Detection of synthetic diamonds is no longer a concern for the jewelry industry. That was a key good-news message presented by Dr. James Shigley, director of research for the Gemological Institute of America, during GIA’s GemFest Basel, part of the BaselWorld 2005 trade fair.
Synthetic diamonds first became a concern in 1970, when General Electric launched its first attempt at them, but the issue has come to the fore again in the past few years with the advent of several new producers and an article touted synthetics on the cover of Wired magazine.
But there is no known commercial production of colorless synthetics, said Shigley. Furthermore, synthetic diamonds have a unique crystal morphology due to how they’re grown in a laboratory. Their growth process produces a distinct color zoning feature that gives the stones identifying characteristic. They also have a distinct graining pattern and sometimes have metallic inclusions left from the flux used in the growing process.
In addition, diamonds produced by carbon vapor deposition don’t pose a threat to the market, he said. To date, all specimens GIA has seen from CVD producer Apollo were under a carat, and the process produces light brown stones, requiring further (HPHT) treatment to lighten them.
There may in the future be a joining of the two methods, whereby a CVD diamond is grown on a synthetic diamond substrate, but these stones would also be detectable, Shigley said. A greater concern is continued HPHT treatment of natural stones. The treatment used to be confined to Type II diamonds, but has now been expanded to Type I diamonds, the type that comprises 95% of the diamond market. With more people doing it, he said GIA is continually updating its research to keep up.
Shane McClure, GIA’s West Coast director of identification services, reviewed the current status of beryllium diffusion treatments of corundum but, more importantly, discussed a new fracture-filling treatment first seen late last year in some rubies from Madagascar.

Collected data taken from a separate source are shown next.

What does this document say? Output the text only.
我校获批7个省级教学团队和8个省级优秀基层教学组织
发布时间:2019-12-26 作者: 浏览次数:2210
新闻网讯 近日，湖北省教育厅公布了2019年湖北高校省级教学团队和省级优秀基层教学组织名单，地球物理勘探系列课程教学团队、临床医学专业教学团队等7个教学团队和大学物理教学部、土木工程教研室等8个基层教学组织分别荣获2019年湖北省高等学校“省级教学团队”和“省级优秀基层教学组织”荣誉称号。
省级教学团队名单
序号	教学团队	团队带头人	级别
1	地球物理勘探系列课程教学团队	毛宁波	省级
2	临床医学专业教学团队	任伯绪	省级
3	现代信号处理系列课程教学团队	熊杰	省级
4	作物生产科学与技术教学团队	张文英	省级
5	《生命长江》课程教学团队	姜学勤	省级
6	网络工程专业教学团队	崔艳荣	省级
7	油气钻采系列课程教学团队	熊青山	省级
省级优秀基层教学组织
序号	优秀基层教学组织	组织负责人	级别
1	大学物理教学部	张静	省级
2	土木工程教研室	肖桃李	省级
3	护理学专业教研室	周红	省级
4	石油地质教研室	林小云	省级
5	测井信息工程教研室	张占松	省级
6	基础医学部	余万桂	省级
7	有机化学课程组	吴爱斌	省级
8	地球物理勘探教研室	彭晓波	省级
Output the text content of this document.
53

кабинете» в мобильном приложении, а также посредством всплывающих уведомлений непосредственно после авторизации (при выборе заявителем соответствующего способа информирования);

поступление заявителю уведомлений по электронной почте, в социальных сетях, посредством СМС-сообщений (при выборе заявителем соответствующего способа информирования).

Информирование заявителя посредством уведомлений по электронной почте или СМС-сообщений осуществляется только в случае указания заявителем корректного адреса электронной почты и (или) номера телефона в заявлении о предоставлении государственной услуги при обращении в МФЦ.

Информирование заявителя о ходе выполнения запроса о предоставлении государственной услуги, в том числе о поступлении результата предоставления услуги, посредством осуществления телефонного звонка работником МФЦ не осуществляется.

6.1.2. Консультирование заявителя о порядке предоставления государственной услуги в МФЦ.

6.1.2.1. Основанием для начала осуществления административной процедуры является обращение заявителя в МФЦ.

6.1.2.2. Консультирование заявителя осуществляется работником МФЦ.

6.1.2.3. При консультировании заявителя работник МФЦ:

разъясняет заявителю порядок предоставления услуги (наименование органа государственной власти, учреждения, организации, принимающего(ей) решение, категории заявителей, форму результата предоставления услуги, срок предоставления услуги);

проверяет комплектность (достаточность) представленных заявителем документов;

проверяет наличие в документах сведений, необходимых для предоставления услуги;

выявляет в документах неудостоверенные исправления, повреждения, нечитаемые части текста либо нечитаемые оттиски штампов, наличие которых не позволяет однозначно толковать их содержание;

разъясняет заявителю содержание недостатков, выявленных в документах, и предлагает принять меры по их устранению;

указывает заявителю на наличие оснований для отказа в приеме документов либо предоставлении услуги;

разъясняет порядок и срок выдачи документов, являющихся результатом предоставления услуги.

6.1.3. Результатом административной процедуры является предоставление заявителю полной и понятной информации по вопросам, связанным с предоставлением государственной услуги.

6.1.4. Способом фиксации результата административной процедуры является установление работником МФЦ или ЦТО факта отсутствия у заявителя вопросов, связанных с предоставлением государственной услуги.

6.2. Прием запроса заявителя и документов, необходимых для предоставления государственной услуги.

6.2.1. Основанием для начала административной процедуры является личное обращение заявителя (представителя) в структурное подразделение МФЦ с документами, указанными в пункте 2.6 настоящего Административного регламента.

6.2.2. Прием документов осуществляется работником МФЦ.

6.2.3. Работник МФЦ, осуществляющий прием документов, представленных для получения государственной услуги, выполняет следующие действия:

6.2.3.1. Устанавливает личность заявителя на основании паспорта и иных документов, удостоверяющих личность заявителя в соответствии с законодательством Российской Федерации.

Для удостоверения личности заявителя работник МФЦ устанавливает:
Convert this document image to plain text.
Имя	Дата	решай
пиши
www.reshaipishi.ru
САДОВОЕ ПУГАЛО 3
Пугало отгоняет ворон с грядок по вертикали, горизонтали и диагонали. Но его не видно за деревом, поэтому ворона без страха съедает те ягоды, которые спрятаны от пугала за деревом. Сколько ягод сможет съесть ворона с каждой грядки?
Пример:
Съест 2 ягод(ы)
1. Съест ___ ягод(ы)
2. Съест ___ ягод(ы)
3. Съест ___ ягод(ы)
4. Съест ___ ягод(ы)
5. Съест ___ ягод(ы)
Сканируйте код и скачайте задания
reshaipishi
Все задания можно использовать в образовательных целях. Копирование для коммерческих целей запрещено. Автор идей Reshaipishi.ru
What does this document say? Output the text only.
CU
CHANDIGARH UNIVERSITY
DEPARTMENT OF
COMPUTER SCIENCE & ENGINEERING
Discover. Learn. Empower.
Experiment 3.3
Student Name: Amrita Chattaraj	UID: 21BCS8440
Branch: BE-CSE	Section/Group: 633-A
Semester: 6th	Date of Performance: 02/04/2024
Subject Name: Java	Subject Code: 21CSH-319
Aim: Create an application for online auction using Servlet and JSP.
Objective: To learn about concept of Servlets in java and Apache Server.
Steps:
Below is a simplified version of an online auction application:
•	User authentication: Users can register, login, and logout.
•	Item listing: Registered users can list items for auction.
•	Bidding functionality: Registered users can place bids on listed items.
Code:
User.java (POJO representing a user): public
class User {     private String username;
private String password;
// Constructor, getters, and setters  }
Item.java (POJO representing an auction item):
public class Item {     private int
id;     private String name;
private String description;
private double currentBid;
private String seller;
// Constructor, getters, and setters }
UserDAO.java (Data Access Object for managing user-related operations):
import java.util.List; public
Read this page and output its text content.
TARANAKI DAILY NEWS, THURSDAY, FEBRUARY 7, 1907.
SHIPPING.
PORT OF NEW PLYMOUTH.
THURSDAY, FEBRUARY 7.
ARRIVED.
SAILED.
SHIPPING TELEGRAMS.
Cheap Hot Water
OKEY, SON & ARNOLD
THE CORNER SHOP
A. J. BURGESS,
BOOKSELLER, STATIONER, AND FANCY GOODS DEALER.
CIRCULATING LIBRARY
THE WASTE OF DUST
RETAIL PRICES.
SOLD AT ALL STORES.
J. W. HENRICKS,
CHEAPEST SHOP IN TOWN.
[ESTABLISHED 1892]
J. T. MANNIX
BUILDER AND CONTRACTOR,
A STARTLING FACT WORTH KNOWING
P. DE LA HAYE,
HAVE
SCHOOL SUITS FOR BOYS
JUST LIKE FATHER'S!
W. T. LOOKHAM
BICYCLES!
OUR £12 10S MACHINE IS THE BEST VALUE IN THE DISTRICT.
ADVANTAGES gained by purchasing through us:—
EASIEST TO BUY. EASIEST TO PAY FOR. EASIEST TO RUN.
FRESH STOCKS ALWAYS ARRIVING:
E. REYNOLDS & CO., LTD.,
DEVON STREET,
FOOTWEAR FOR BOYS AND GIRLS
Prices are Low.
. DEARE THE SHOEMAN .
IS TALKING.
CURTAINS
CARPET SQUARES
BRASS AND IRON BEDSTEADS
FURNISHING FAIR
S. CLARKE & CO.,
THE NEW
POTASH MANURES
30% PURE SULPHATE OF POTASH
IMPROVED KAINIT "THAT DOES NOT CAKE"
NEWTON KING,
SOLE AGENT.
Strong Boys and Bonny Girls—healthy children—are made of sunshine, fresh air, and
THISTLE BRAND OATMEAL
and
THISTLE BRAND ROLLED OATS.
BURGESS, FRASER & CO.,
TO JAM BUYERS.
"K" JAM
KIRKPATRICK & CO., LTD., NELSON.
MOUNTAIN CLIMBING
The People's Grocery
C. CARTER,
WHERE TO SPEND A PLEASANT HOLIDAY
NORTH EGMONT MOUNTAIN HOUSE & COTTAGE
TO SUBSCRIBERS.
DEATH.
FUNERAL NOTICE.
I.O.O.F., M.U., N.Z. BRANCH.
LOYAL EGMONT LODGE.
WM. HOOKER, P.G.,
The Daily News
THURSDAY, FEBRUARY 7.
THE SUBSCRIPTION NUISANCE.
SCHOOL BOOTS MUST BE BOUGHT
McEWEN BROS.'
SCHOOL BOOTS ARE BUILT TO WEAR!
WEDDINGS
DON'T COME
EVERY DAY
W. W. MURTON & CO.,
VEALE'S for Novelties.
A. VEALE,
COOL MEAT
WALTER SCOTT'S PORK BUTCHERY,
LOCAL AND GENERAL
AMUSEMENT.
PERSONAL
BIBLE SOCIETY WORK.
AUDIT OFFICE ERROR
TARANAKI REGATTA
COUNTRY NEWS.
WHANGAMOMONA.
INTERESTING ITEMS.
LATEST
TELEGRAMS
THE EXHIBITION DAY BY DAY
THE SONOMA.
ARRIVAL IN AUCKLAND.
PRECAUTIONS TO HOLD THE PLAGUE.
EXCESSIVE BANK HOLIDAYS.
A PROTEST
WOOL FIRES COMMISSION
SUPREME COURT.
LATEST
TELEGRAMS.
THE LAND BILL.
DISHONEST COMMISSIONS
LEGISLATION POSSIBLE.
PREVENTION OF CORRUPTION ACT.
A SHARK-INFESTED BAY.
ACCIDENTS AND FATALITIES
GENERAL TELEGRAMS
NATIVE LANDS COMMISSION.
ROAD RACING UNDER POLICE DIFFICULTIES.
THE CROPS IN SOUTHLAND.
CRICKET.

Since then, many of these stones have come into the market.
Opaque to translucent, highly fractured rubies are being infused with leaded glass, which has a very high refractive index and blends into the stone to make the inclusions less visible and the stone more saleable. Under magnification, one can see huge networks of fractures in these stones. The treatment is reasonably durable against normal processes like mounting and re-tipping, but when exposed to a caustic solution such as that used for pickling, it can remove or harm the glass filling.
GIA president Bill Boyajian wrapped up GemFest with a discussion of more elements of GIA’s forthcoming diamond cut grade. GIA’s system focuses on the interrelation of proportions to one another, not on any one set of specific proportions. This, says Boyajian, allows cutters to cater to different market tastes without penalizing a market by implying its preferred cut is a lesser cut.
What makes GIA’s system different from other cut grading systems is that appearance values are determined both by computer and by observation, and within each grade there are multiple sets of proportions that will yield top results, he said.
Boyajian also announced the nomenclature to be used to describe cut: Excellent, Very Good, Good, Fair, and Poor. He said GIA expects the bulk of stones submitted for grading will fall into the top three categories, but that the bottom two may be needed from time to time. The cut grading system will apply only to round brilliants, D to Z color, flawless to I3. It will not apply to modified round brilliants or to fancy cuts or colors.
GIA is creating software to assist dealers, manufacturers, cutters, retailers, and appraisers with the system. A key part of its process is to view the diamond in a controlled environment; e.g. in a light box, which has been developed and will be available from GIA’s Gem Insruments division.